After that I felt much better, although the vision still leads me on, not so much now with a feeling of guilt as of an objective to be attained. Common sense says that order in one’s work surroundings is an excellent thing, time saving and making for efficiency, in its own way carrying with it an inspiration to good work. Hard fact says that in an imperfect world where time is short and the demands on it fairly heavy, it is not always possible to do things the perfect way and, as always, we have to compromise. We need to achieve a kind of order, something that will enable us to keep an eye on things in general so that nails and screws are to hand if we want them, tools are kept in good, rust-free condition an oddments of wood protected from woodworm. It is no good storing those small choice pieces over the years if, when the time comes to use them, they are riddled with woodworm, liable to spread the pest all around and fit only to be burned. One of the “mucking out” precautions is a quick lick of wood preservative over any pieces that are likely to be stored for some time, and this is the time of the year when extra vigilance is most certainly desirable.
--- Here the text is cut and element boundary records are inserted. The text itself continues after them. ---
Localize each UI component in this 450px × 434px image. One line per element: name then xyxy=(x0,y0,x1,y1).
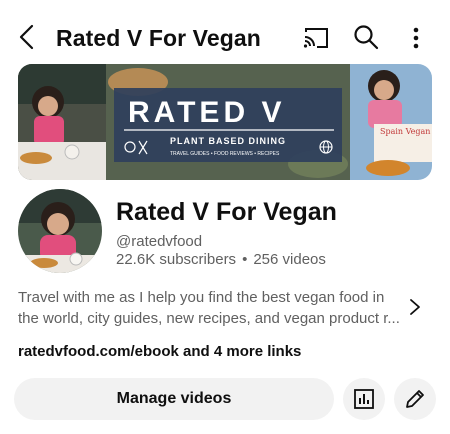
cast-icon xyxy=(303,28,328,48)
analytics-button[interactable] xyxy=(343,378,385,420)
banner-photo-left xyxy=(18,64,106,180)
stats-separator: • xyxy=(242,251,248,268)
back-arrow-icon xyxy=(19,24,34,50)
banner-subtagline: TRAVEL GUIDES • FOOD REVIEWS • RECIPES xyxy=(170,151,280,157)
search-button[interactable] xyxy=(353,24,379,50)
banner-photo-right: Spain Vegan Guide! xyxy=(350,64,432,180)
banner-tagline: PLANT BASED DINING xyxy=(170,136,286,146)
more-vert-icon xyxy=(413,27,419,49)
cast-button[interactable] xyxy=(302,26,330,50)
pencil-icon xyxy=(406,390,424,408)
back-button[interactable] xyxy=(16,22,38,52)
edit-channel-button[interactable] xyxy=(394,378,436,420)
subscriber-count: 22.6K subscribers xyxy=(116,251,237,268)
banner-side-label: Spain Vegan Guide! xyxy=(380,127,432,136)
banner-logo-panel: RATED V PLANT BASED DINING TRAVEL GUIDES… xyxy=(106,64,350,180)
top-app-bar: Rated V For Vegan xyxy=(0,0,450,62)
channel-stats: 22.6K subscribers • 256 videos xyxy=(116,251,326,268)
manage-videos-button[interactable]: Manage videos xyxy=(14,378,334,420)
banner-logo-text: RATED V xyxy=(128,96,285,129)
channel-avatar[interactable] xyxy=(18,189,102,273)
channel-links[interactable]: ratedvfood.com/ebook and 4 more links xyxy=(18,343,301,360)
channel-handle: @ratedvfood xyxy=(116,233,203,250)
description-text: Travel with me as I help you find the be… xyxy=(18,289,400,327)
channel-banner: RATED V PLANT BASED DINING TRAVEL GUIDES… xyxy=(18,64,432,180)
channel-name: Rated V For Vegan xyxy=(116,198,337,226)
more-options-button[interactable] xyxy=(406,24,426,52)
chevron-right-icon xyxy=(410,299,420,315)
bar-chart-icon xyxy=(354,389,374,409)
page-title: Rated V For Vegan xyxy=(56,25,261,51)
video-count: 256 videos xyxy=(253,251,326,268)
channel-description[interactable]: Travel with me as I help you find the be… xyxy=(18,287,438,331)
search-icon xyxy=(354,25,379,50)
Everything will not get done at once, but keeping at it, little by little and bit by bit, we do more or less keep pace. The high-lighted moments when we can look round at the perfect picture as we should like to keep it are few and far between, but how good when they come. And how good that we should have them, rather than let good materials go to ruin and the good tools deteriorate which our old faithfuls and the companions of our hands.